Dans une réunion de chasseurs, il est rare que l'on ne saisisse pas au vol, avec parfois quelques variantes, les propos suivants :

— Je crois bien, décidément, que j'aurais avantage à faire modifier ma crosse ...

— Moi, j'ai un fusil qui me va comme un gant.

Pourquoi y a-t-il des chasseurs satisfaits et d'autres qui le sont moins ? Nous avons souvent, dans ces causeries, discouru à ce sujet ; il nous semble toutefois que certaines particularités des armes n'attirent pas suffisamment l'attention des chasseurs.

Toutes qualités égales par ailleurs, nous désirons aujourd'hui insister sur l'influence du poids des armes et celle de leur équilibre sur les facilités de mise en joue ; nous supposerons donc que le chasseur sait ce qui lui convient ou est judicieusement conseillé en ce qui concerne la couche et la longueur de crosse. Mais, quelle que soit l'expérience du conseiller, il est deux choses qu'il lui est malaisé d'apprécier : ce sont, d'une part, la résistance à la fatigue de l'acheteur, de l'autre, la vivacité de ses réflexes.

En outre, il est bon que tout usager de l'arme de chasse sache exactement ce que sont l'équilibre et le moment d'inertie de l'arme.

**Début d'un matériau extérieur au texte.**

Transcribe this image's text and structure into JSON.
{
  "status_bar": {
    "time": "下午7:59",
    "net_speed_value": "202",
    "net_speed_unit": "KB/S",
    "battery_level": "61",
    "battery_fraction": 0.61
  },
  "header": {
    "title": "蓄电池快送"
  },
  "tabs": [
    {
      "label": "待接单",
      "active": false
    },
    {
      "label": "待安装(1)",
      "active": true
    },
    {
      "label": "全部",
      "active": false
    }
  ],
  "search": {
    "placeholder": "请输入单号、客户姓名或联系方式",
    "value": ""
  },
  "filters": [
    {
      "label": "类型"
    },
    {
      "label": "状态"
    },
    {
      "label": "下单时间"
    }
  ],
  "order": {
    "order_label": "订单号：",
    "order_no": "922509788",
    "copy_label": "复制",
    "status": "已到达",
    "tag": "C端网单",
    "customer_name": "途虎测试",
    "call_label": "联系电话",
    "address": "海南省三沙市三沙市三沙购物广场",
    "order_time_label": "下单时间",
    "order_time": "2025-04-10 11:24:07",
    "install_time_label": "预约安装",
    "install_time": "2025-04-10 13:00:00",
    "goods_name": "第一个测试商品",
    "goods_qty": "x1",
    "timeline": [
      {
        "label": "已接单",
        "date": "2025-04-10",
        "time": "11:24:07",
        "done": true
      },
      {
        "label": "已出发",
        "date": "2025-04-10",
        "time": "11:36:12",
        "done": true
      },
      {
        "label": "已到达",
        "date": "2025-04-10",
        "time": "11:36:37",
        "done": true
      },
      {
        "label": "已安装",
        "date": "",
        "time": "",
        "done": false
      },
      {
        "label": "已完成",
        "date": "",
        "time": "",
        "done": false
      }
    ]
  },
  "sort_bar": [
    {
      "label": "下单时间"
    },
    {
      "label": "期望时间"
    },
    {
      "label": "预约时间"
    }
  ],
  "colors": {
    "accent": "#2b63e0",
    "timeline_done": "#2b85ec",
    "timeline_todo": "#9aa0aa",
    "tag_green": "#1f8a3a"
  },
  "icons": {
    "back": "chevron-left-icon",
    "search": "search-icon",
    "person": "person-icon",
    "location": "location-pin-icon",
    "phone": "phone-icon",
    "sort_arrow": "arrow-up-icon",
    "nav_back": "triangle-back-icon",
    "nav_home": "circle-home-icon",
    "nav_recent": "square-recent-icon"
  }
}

Résistance physique, réflexes, équilibre et moment d'inertie sont, en effet, les quatre facteurs qui interviennent dans la rapidité et la précision de l'épaulement ; les deux premiers par influence personnelle de l'usager, les seconds par des effets mécaniques simples.

Examinons-les en détail.

En ce qui concerne la résistance à la fatigue, il convient de se méfier de l'influence du moment. Telle arme paraît légère en magasin et sera trouvée lourde après cinq ou six heures de chasse : « Connais-toi toi-même », dit un sage précepte. Ceux qui ont quelque peu chassé savent ce qui leur convient et, s'ils veulent bien ne pas être trop prétentieux, ils feront bien de reconnaître parfois, surtout s'ils prennent de l'âge, que leur calibre 12 est bien un peu lourd vers le soir ... Dans ce cas, qu'ils n'hésitent pas à le remplacer par un calibre 16. Quant aux jeunes, il est entendu que leurs muscles de sportifs sont capables de tous les records ; leur poser la question du poids de l'arme et de la fatigue vespérale les ferait sourire, sans doute.

Sur le terrain de chasse, il vaut mieux, le plus souvent, tirer vite et juste 28 grammes de plomb que d'en envoyer 32 trop loin ou à côté de la pièce.

En ce qui concerne le poids, défions-nous donc de la première impression et consultons nos forces, mais en les appréciant à leur valeur réelle.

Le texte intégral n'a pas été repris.